There is no longer any doubt that student musicians perform better than their peers on a variety of measures, including getting better grades. But the chicken-and-egg question lingers: Is this effect due to their musical training? Or are sharper, more motivated kids more likely to take up an instrument?
While it doesn’t provide a definitive answer, new research from Germany presents evidence that improved academic performance truly is a result of musical training.
“Even after controlling for a large number of parental background differences, learning a musical instrument is associated with better cognitive skills and school grades, as well as higher conscientiousness, openness and ambition,” report Adrian Hille and Jurgen Schupp of the German Institute for Economic Research.
Young musicians were about 15 percent more likely than non-musicians to report they were planning to attend a university after graduating from high school.

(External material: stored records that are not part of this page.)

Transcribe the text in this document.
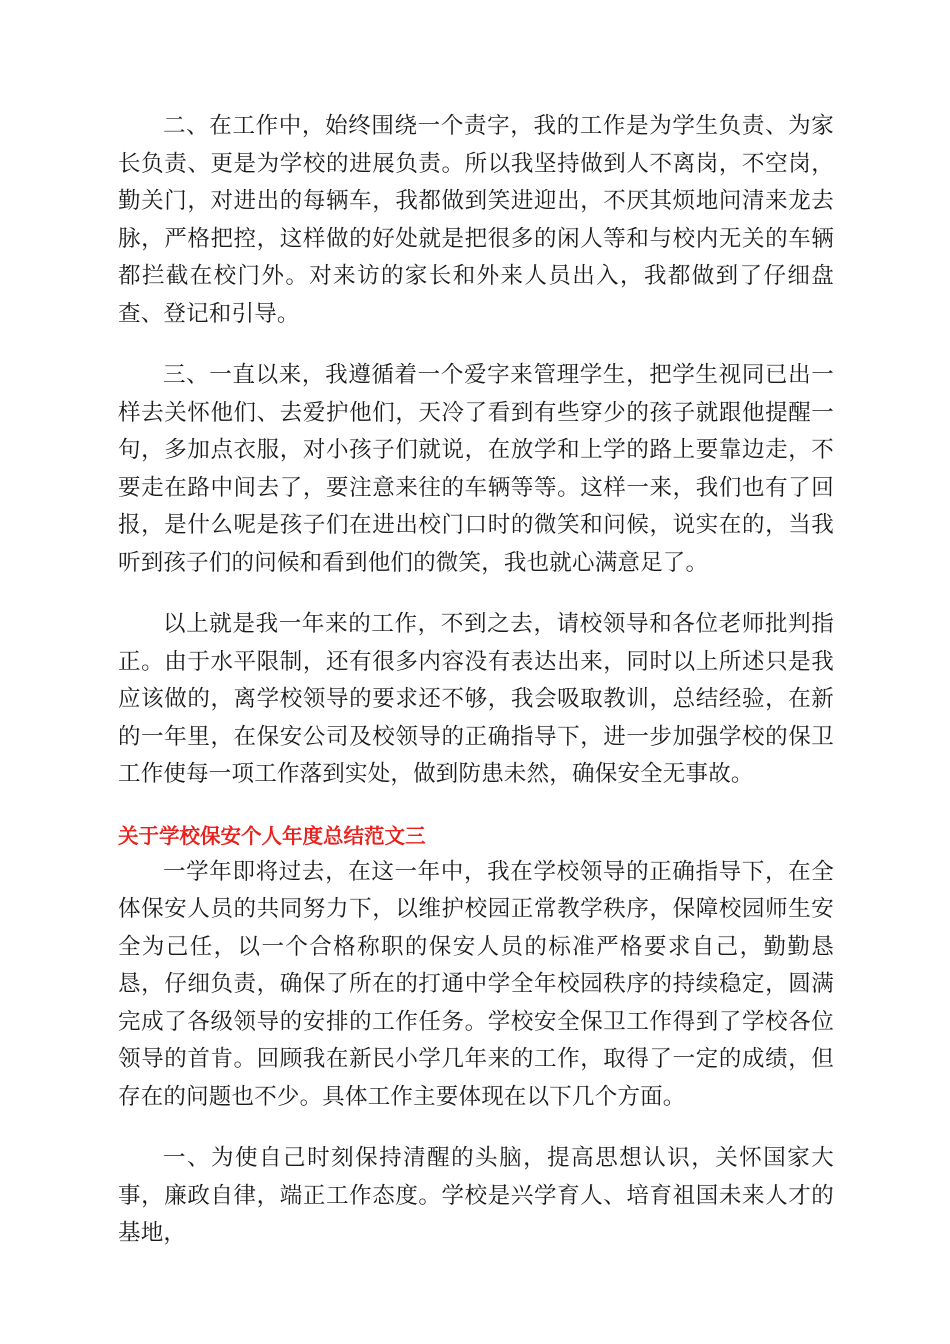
二、在工作中，始终围绕一个责字，我的工作是为学生负责、为家长负责、更是为学校的进展负责。所以我坚持做到人不离岗，不空岗，勤关门，对进出的每辆车，我都做到笑进迎出，不厌其烦地问清来龙去脉，严格把控，这样做的好处就是把很多的闲人等和与校内无关的车辆都拦截在校门外。对来访的家长和外来人员出入，我都做到了仔细盘查、登记和引导。

三、一直以来，我遵循着一个爱字来管理学生，把学生视同已出一样去关怀他们、去爱护他们，天冷了看到有些穿少的孩子就跟他提醒一句，多加点衣服，对小孩子们就说，在放学和上学的路上要靠边走，不要走在路中间去了，要注意来往的车辆等等。这样一来，我们也有了回报，是什么呢是孩子们在进出校门口时的微笑和问候，说实在的，当我听到孩子们的问候和看到他们的微笑，我也就心满意足了。

以上就是我一年来的工作，不到之去，请校领导和各位老师批判指正。由于水平限制，还有很多内容没有表达出来，同时以上所述只是我应该做的，离学校领导的要求还不够，我会吸取教训，总结经验，在新的一年里，在保安公司及校领导的正确指导下，进一步加强学校的保卫工作使每一项工作落到实处，做到防患未然，确保安全无事故。

关于学校保安个人年度总结范文三

一学年即将过去，在这一年中，我在学校领导的正确指导下，在全体保安人员的共同努力下，以维护校园正常教学秩序，保障校园师生安全为己任，以一个合格称职的保安人员的标准严格要求自己，勤勤恳恳，仔细负责，确保了所在的打通中学全年校园秩序的持续稳定，圆满完成了各级领导的安排的工作任务。学校安全保卫工作得到了学校各位领导的首肯。回顾我在新民小学几年来的工作，取得了一定的成绩，但存在的问题也不少。具体工作主要体现在以下几个方面。

一、为使自己时刻保持清醒的头脑，提高思想认识，关怀国家大事，廉政自律，端正工作态度。学校是兴学育人、培育祖国未来人才的基地，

Reverse causality is “highly unlikely to entirely explain our results,” they add.
Hille and Schupp used data from the German Socioeconomic Panel Study, which includes data on “the intensity and duration of music activities” on the part of youngsters, as well as detailed information on their academic achievements and family background. The researchers categorized youngsters as “musically active” if they “played a musical instrument at least between age 8 and 17, and who take music lessons outside of school.”
They found musically active kids are “more conscientious, open and ambitious” than their non-musical peers. In addition, they scored significantly higher on a standard cognitive skills test—an advantage that, somewhat surprisingly, “is driven by verbal rather than mathematical skills.”
Young musicians were about 15 percent more likely than non-musicians to report they were planning to attend a university after graduating from high school. “Adolescents of low or medium socioeconomic status with music training are more optimistic about their future chances of success,” the researchers write. “Other than that, results do not differ by socioeconomic origin.”
While other extracurricular activities were similarly linked to greater intellectual and emotional development, they found music had the strongest impact by far. “Music improves cognitive and non-cognitive skills more than twice as much as sports, theater or dance,” they write.
The researchers concede they cannot rule out the possibility that smarter, more emotionally open kids are more likely to become music students. But their analysis, based on the kids’ achievements and their parents’ income, education level, involvement in their children’s education, and interest in the arts, suggests the opposite is far more likely.
“We approach causality better than any previous observational study on the effects of musical training,” they write.
The reasons behind this positive dynamic are multifaceted. Music instruction instills self-discipline, shows kids how to set and achieve goals, and develops cognitive skills that can then be transferred to other tasks.
And yet, school districts continue to cut music programs. What more evidence do they need?